Emilie Caroline Albertine Gordon (née von Beulwitz) (6 March 1841 − 2 February 1909), known as Emy Gordon, was a German writer, translator and Catholic activist who was married to the Scottish diplomat George Gordon.[1]
Gordon was born in Cannstatt, near Stuttgart, to Hartmund von Beulwitz (1814−1871), a Protestant landowner, and his Catholic wife Nanette Riedlinger (1808−1869).[1]
In the 1860s she began an affair with George John Robert Gordon (1812−1902), a Scottish diplomat serving as Britain's Envoy Extraordinary and Minister Plenipotentiary to the Kingdom of Württemberg, who had been married to Rosa Justina Young (1817−1891) since 1843. Nevertheless, he declared himself a bachelor and converted to Catholicism, and married Emilie von Beulwitz in Manchester in 1871, causing a scandal.[2] [3]
Gordon and her husband had four children, three of whom were born before their marriage:[4]
After her husband inherited his father's estate at Ellon Castle in Scotland in 1873, the family lived there for several years before moving to the continent, residing first in Bruges in Belgium before settling permanently in Würzburg in Germany.
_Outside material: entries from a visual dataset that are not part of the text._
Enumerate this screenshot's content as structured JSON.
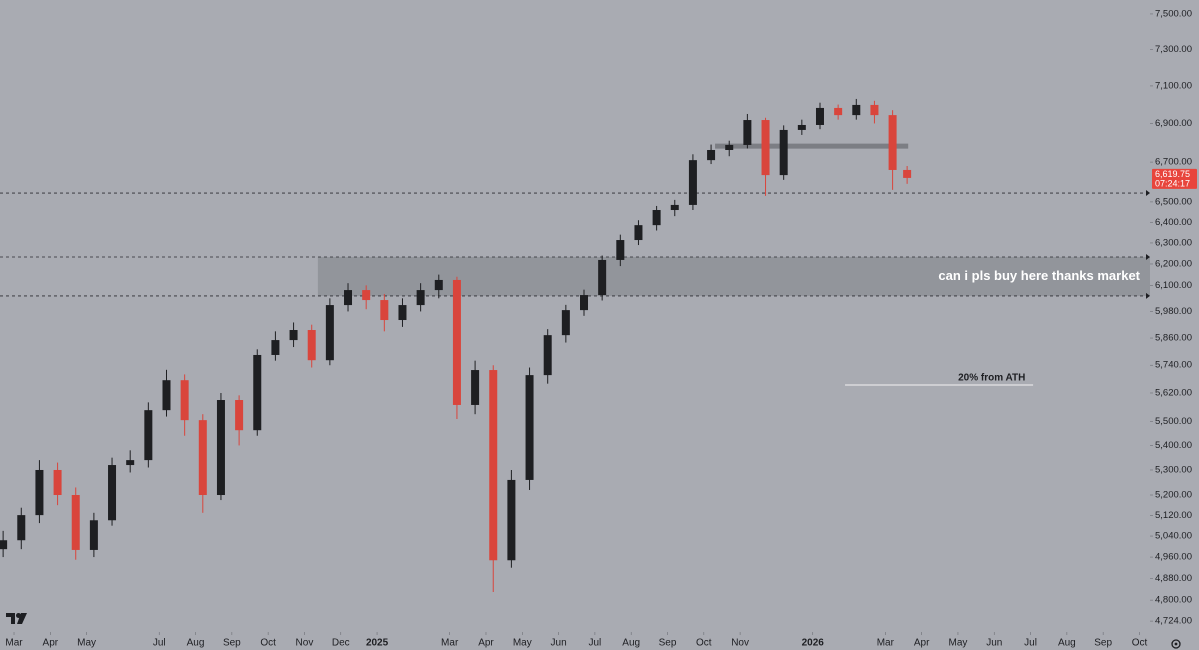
{
  "chart_data": {
    "type": "candlestick",
    "log_scale": true,
    "up_color": "#1e1f22",
    "down_color": "#d9453c",
    "x": [
      -0.3,
      0.2,
      0.7,
      1.2,
      1.7,
      2.2,
      2.7,
      3.2,
      3.7,
      4.2,
      4.7,
      5.2,
      5.7,
      6.2,
      6.7,
      7.2,
      7.7,
      8.2,
      8.7,
      9.2,
      9.7,
      10.2,
      10.7,
      11.2,
      11.7,
      12.2,
      12.7,
      13.2,
      13.7,
      14.2,
      14.7,
      15.2,
      15.7,
      16.2,
      16.7,
      17.2,
      17.7,
      18.2,
      18.7,
      19.2,
      19.7,
      20.2,
      20.7,
      21.2,
      21.7,
      22.2,
      22.7,
      23.2,
      23.7,
      24.2,
      24.6
    ],
    "open": [
      4990,
      5024,
      5121,
      5300,
      5200,
      4987,
      5101,
      5320,
      5340,
      5547,
      5675,
      5505,
      5200,
      5590,
      5463,
      5785,
      5851,
      5896,
      5762,
      6009,
      6078,
      6032,
      5941,
      6009,
      6078,
      6125,
      5569,
      5719,
      4948,
      5260,
      5697,
      5873,
      5986,
      6055,
      6219,
      6314,
      6386,
      6460,
      6485,
      6710,
      6762,
      6788,
      6918,
      6634,
      6866,
      6892,
      6982,
      6944,
      6998,
      6944,
      6660
    ],
    "high": [
      5060,
      5150,
      5340,
      5330,
      5230,
      5130,
      5350,
      5380,
      5580,
      5720,
      5700,
      5530,
      5620,
      5610,
      5810,
      5890,
      5930,
      5920,
      6040,
      6110,
      6100,
      6060,
      6040,
      6110,
      6150,
      6140,
      5760,
      5740,
      5300,
      5730,
      5900,
      6010,
      6080,
      6240,
      6340,
      6410,
      6480,
      6510,
      6740,
      6790,
      6810,
      6950,
      6930,
      6890,
      6920,
      7010,
      7000,
      7030,
      7020,
      6970,
      6680
    ],
    "low": [
      4960,
      4990,
      5090,
      5160,
      4950,
      4960,
      5080,
      5290,
      5310,
      5520,
      5440,
      5130,
      5180,
      5400,
      5440,
      5760,
      5820,
      5730,
      5740,
      5980,
      5990,
      5890,
      5910,
      5980,
      6040,
      5510,
      5530,
      4830,
      4920,
      5220,
      5660,
      5840,
      5960,
      6030,
      6190,
      6290,
      6360,
      6430,
      6460,
      6690,
      6730,
      6770,
      6530,
      6610,
      6840,
      6870,
      6920,
      6920,
      6900,
      6560,
      6590
    ],
    "close": [
      5024,
      5121,
      5300,
      5200,
      4987,
      5101,
      5320,
      5340,
      5547,
      5675,
      5505,
      5200,
      5590,
      5463,
      5785,
      5851,
      5896,
      5762,
      6009,
      6078,
      6032,
      5941,
      6009,
      6078,
      6125,
      5569,
      5719,
      4948,
      5260,
      5697,
      5873,
      5986,
      6055,
      6219,
      6314,
      6386,
      6460,
      6485,
      6710,
      6762,
      6788,
      6918,
      6634,
      6866,
      6892,
      6982,
      6944,
      6998,
      6944,
      6660,
      6619.75
    ],
    "xlim": [
      -0.386,
      31.29
    ],
    "ylim": [
      4685,
      7580
    ],
    "xticks": [
      {
        "value": 0,
        "label": "Mar"
      },
      {
        "value": 1,
        "label": "Apr"
      },
      {
        "value": 2,
        "label": "May"
      },
      {
        "value": 4,
        "label": "Jul"
      },
      {
        "value": 5,
        "label": "Aug"
      },
      {
        "value": 6,
        "label": "Sep"
      },
      {
        "value": 7,
        "label": "Oct"
      },
      {
        "value": 8,
        "label": "Nov"
      },
      {
        "value": 9,
        "label": "Dec"
      },
      {
        "value": 10,
        "label": "2025"
      },
      {
        "value": 12,
        "label": "Mar"
      },
      {
        "value": 13,
        "label": "Apr"
      },
      {
        "value": 14,
        "label": "May"
      },
      {
        "value": 15,
        "label": "Jun"
      },
      {
        "value": 16,
        "label": "Jul"
      },
      {
        "value": 17,
        "label": "Aug"
      },
      {
        "value": 18,
        "label": "Sep"
      },
      {
        "value": 19,
        "label": "Oct"
      },
      {
        "value": 20,
        "label": "Nov"
      },
      {
        "value": 22,
        "label": "2026"
      },
      {
        "value": 24,
        "label": "Mar"
      },
      {
        "value": 25,
        "label": "Apr"
      },
      {
        "value": 26,
        "label": "May"
      },
      {
        "value": 27,
        "label": "Jun"
      },
      {
        "value": 28,
        "label": "Jul"
      },
      {
        "value": 29,
        "label": "Aug"
      },
      {
        "value": 30,
        "label": "Sep"
      },
      {
        "value": 31,
        "label": "Oct"
      }
    ],
    "yticks": [
      {
        "value": 4724,
        "label": "4,724.00"
      },
      {
        "value": 4800,
        "label": "4,800.00"
      },
      {
        "value": 4880,
        "label": "4,880.00"
      },
      {
        "value": 4960,
        "label": "4,960.00"
      },
      {
        "value": 5040,
        "label": "5,040.00"
      },
      {
        "value": 5120,
        "label": "5,120.00"
      },
      {
        "value": 5200,
        "label": "5,200.00"
      },
      {
        "value": 5300,
        "label": "5,300.00"
      },
      {
        "value": 5400,
        "label": "5,400.00"
      },
      {
        "value": 5500,
        "label": "5,500.00"
      },
      {
        "value": 5620,
        "label": "5,620.00"
      },
      {
        "value": 5740,
        "label": "5,740.00"
      },
      {
        "value": 5860,
        "label": "5,860.00"
      },
      {
        "value": 5980,
        "label": "5,980.00"
      },
      {
        "value": 6100,
        "label": "6,100.00"
      },
      {
        "value": 6200,
        "label": "6,200.00"
      },
      {
        "value": 6300,
        "label": "6,300.00"
      },
      {
        "value": 6400,
        "label": "6,400.00"
      },
      {
        "value": 6500,
        "label": "6,500.00"
      },
      {
        "value": 6700,
        "label": "6,700.00"
      },
      {
        "value": 6900,
        "label": "6,900.00"
      },
      {
        "value": 7100,
        "label": "7,100.00"
      },
      {
        "value": 7300,
        "label": "7,300.00"
      },
      {
        "value": 7500,
        "label": "7,500.00"
      }
    ],
    "levels": [
      6544,
      6233,
      6051
    ],
    "zone": {
      "text": "can i pls buy here thanks market",
      "x_start": 8.37,
      "top": 6233,
      "bottom": 6051
    },
    "resistance": {
      "x_start": 19.31,
      "x_end": 24.63,
      "value": 6782
    },
    "ath_line": {
      "text": "20% from ATH",
      "x_start": 22.89,
      "x_end": 28.07,
      "value": 5654
    },
    "last_price": {
      "value": 6619.75,
      "label": "6,619.75",
      "countdown": "07:24:17"
    }
  }
}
She and her husband were married in a civil ceremony in Maastricht in the Netherlands in 1892, after her husband's first wife died.[1]
In her later years Gordon published a number of books on home and family life, the most popular of which was Die Pflichten eines Dienstmädchens, oder: das A-B-C des Haushaltes (1894), a guide to the duties of the housewife. She also edited Die praktische Hausfrau (The Practical Housewife), a supplement to the regional Catholic newspaper Fränkisches Volksblatt, and published articles in several Catholic magazines.[1]
Gordon's translation work included the publication of a German version of Cardinal Manning's Why I Became a Catholic, Or Religio Viatoris.
In 1904 Gordon established a branch in Würzburg of the German Catholic Women's Association, a lay organisation founded the previous year in Cologne. She attended the Second Conference of the International Woman Suffrage Alliance in Berlin in June 1904, and was the opening speaker at the 1907 Katholikentag in Würzburg. In her home town she helped to set up other organisations providing social services to women and girls, and was president of the non-denominational women's education movement Frauenheil.[1]
Some of her papers are held at the Ida-Seele Archive in Dillingen an der Donau.[5]